Audi will call it the Electric Biturbo system when it, perhaps, goes on sale in late 2013 in the new Q7, but the real secret to the system is that the electricity it needs to spin up comes directly from capturing waste energy from braking and coasting down to lights or down hills.

Up until now, that energy has been refocused, stored in a 12-volt battery and spent turning things like air-conditioning compressors, power-steering pumps and oil pumps.

Not anymore. This system spends electricity so rapidly that it needs a full 48-volt wiring harness and a bigger battery, yet its brake and coasting regeneration means it’s effectively energy neutral and uses no extra fuel.

“The turbocharger is traditionally driven by the energy of the exhaust gases,” Mr Schwarz explained. “At lower revs, the exhaust gas sometimes gives problems for acceleration with larger vehicles, simply because there isn’t enough of it yet.

“We have a turbocharger and an electric compressor that we added to it. This compressor makes it possible to build up charge or boost pressure independent of the driving situation.

“The strength is a spontaneous build-up of torque. It means you build up the charge pressure quicker and achieve higher values of torque at whatever rpm. The engine speed or revs won’t matter in turbocharged engines of the future.”

“We are at an early stage of development (could have fooled us – MT). It’s some years for production because the wiring harness is 12 volts and this needs 48 volts.”

But Audi wouldn’t be pressed for more details. The boost pressure it generates is an Ingolstadt secret, the amps it draws is an Ingolstadt secret and the suppliers it is working with are Ingolstadt secrets.

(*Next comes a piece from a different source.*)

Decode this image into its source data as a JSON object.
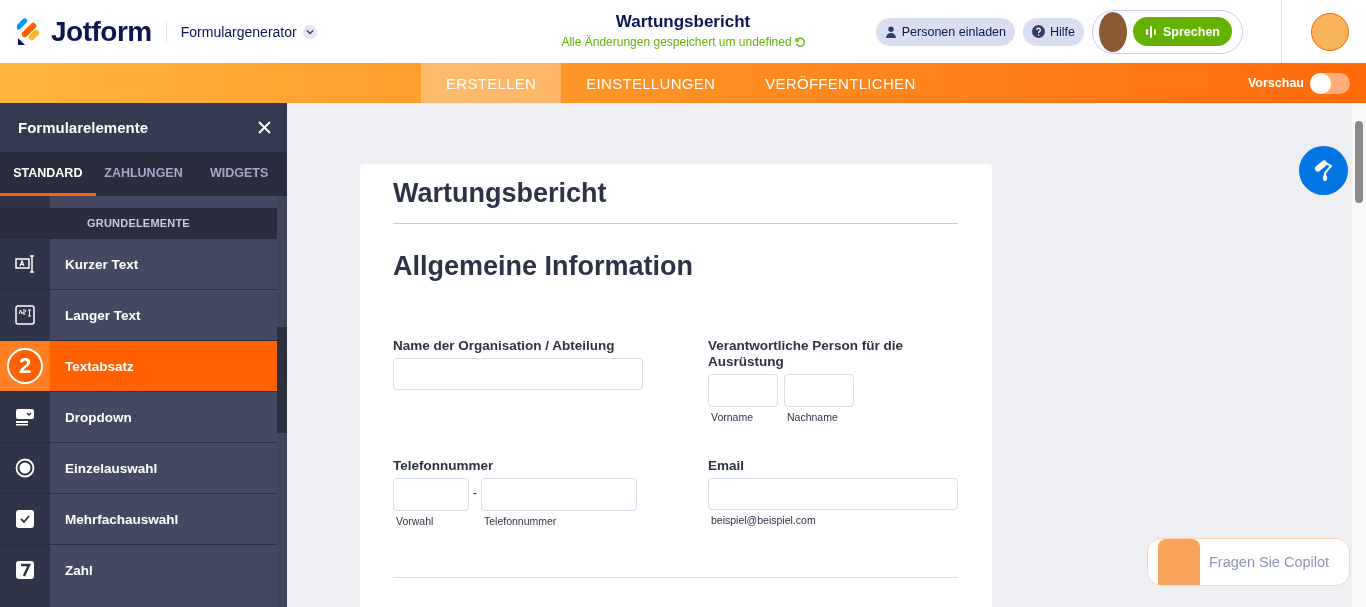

Another Ingolstadt secret, according to Mr Schwarz, is what machinery we’re likely to see it in first, but other Audi sources are not so reticent.

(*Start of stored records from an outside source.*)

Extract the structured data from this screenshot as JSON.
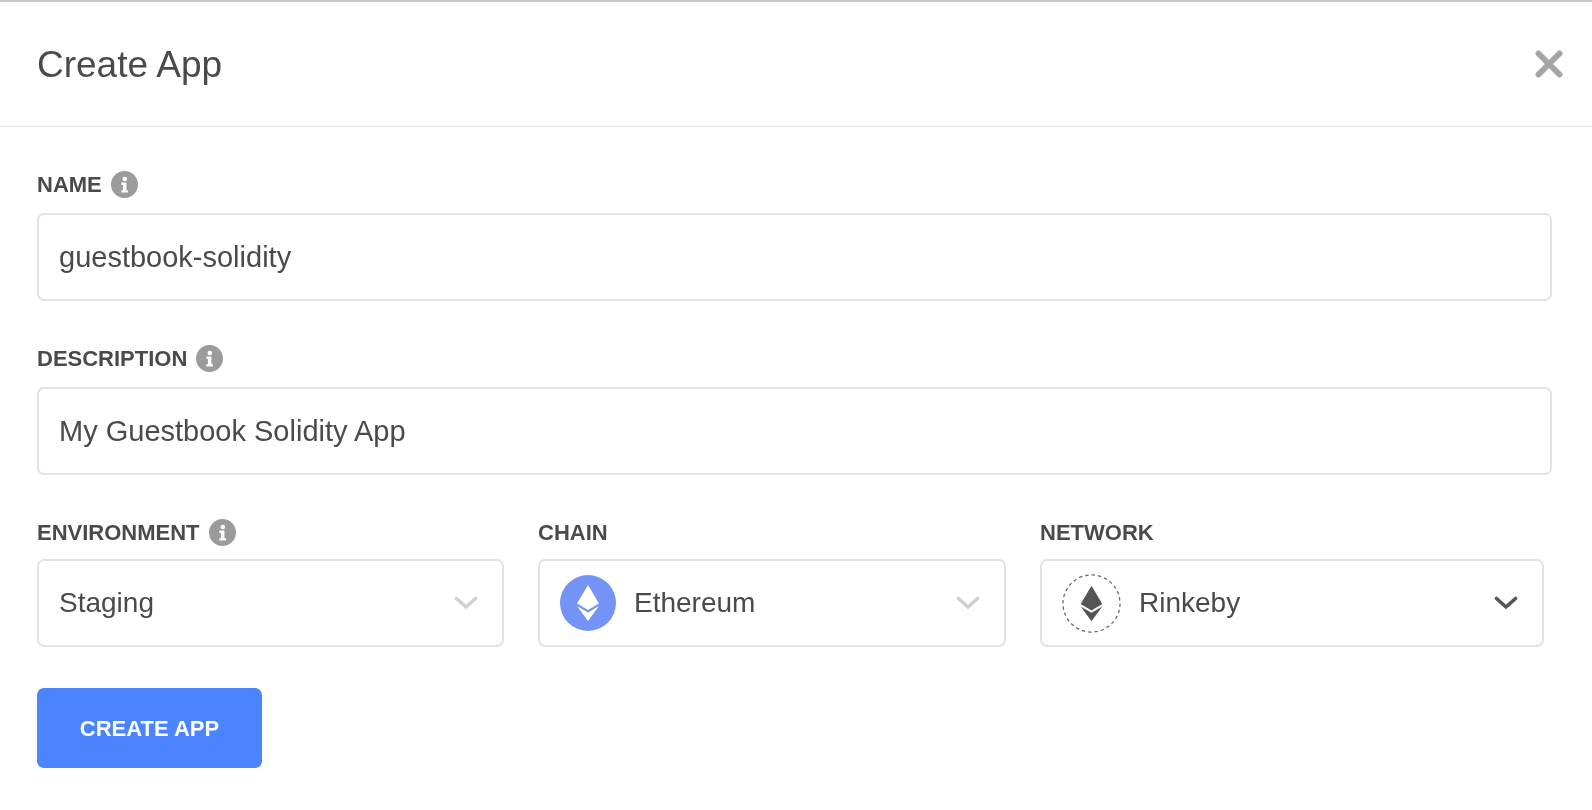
{
  "dialog": {
    "title": "Create App"
  },
  "fields": [
    {
      "label": "NAME",
      "info": true,
      "value": "guestbook-solidity"
    },
    {
      "label": "DESCRIPTION",
      "info": true,
      "value": "My Guestbook Solidity App"
    }
  ],
  "selects": [
    {
      "kind": "plain",
      "label": "ENVIRONMENT",
      "info": true,
      "value": "Staging",
      "disabled": true
    },
    {
      "kind": "chain",
      "label": "CHAIN",
      "info": false,
      "value": "Ethereum",
      "disabled": true
    },
    {
      "kind": "network",
      "label": "NETWORK",
      "info": false,
      "value": "Rinkeby",
      "disabled": false
    }
  ],
  "button": {
    "label": "CREATE APP"
  }
}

“It’s a little over a year away and most likely to come first with a V6 turbo-diesel,” one source admitted.

“It would be at its most helpful in an SUV because of their extra weight and because that would help them overcome it better.

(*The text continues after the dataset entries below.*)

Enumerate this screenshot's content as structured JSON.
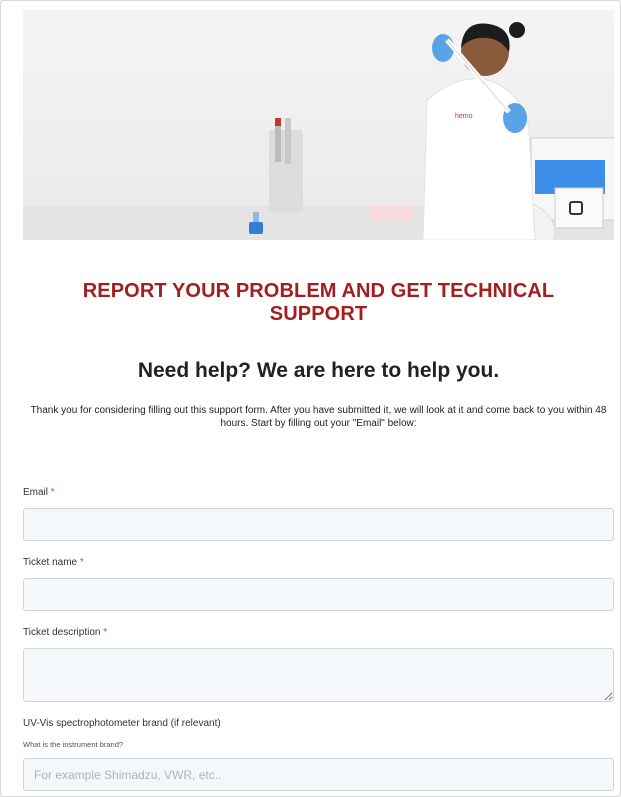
{
  "hero": {
    "logo_text": "hemo"
  },
  "header": {
    "title": "REPORT YOUR PROBLEM AND GET TECHNICAL SUPPORT",
    "subtitle": "Need help? We are here to help you.",
    "intro": "Thank you for considering filling out this support form. After you have submitted it, we will look at it and come back to you within 48 hours. Start by filling out your \"Email\" below:"
  },
  "form": {
    "required_marker": "*",
    "email": {
      "label": "Email",
      "value": "",
      "placeholder": ""
    },
    "ticket_name": {
      "label": "Ticket name",
      "value": "",
      "placeholder": ""
    },
    "ticket_description": {
      "label": "Ticket description",
      "value": "",
      "placeholder": ""
    },
    "uv_brand": {
      "label": "UV-Vis spectrophotometer brand (if relevant)",
      "help": "What is the instrument brand?",
      "value": "",
      "placeholder": "For example Shimadzu, VWR, etc.."
    }
  },
  "colors": {
    "title": "#a31f1f",
    "required": "#e5403f",
    "input_bg": "#f5f8fa",
    "input_border": "#cbd6e2"
  }
}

“It’s not decided in what or when, though we have a good idea it’s going to be a big SUV. Realistically, we have to wait until our new board members understand and decide on their strategies, but late 2013 is likely,” the source said.

Effectively, the Electric Biturbo does the job that the smaller turbos do in most biturbo engines today – it just does it better, faster and more efficiently. Most such engines have one small turbocharger to build boost pressure quickly and then a larger turbocharger that hits hard higher in the rev range to deliver maximum power.

Audi places its conventional, larger turbo-charger closest to the exhaust gases to maximise its boosting potential and sites its electric “turbo”, which doesn’t need exhaust gases at all, downstream of it.

The electric “turbo” actually doesn’t work all that often. It is usually bypassed via a valve, leaving the mechanical turbocharger to do most of the boosting work, chiming in only when the engine needs its extra strength.

“It will also raise the fun of driving this car, but it’s also more efficient as well,” Mr Schwarz said.

“There is only one mechanical turbocharger, not two, so there is more space inside the engine bay. Currently, the Biturbo’s particle filters are under the seats, but this is smaller and that means they will move inside the engine bay and use the same filter as the single-turbo diesel.

“Besides being cheaper and easier to build that way, it also has the gas arriving at the particle filters around 10-15 degrees hotter than the current system, so that’s added efficiency.”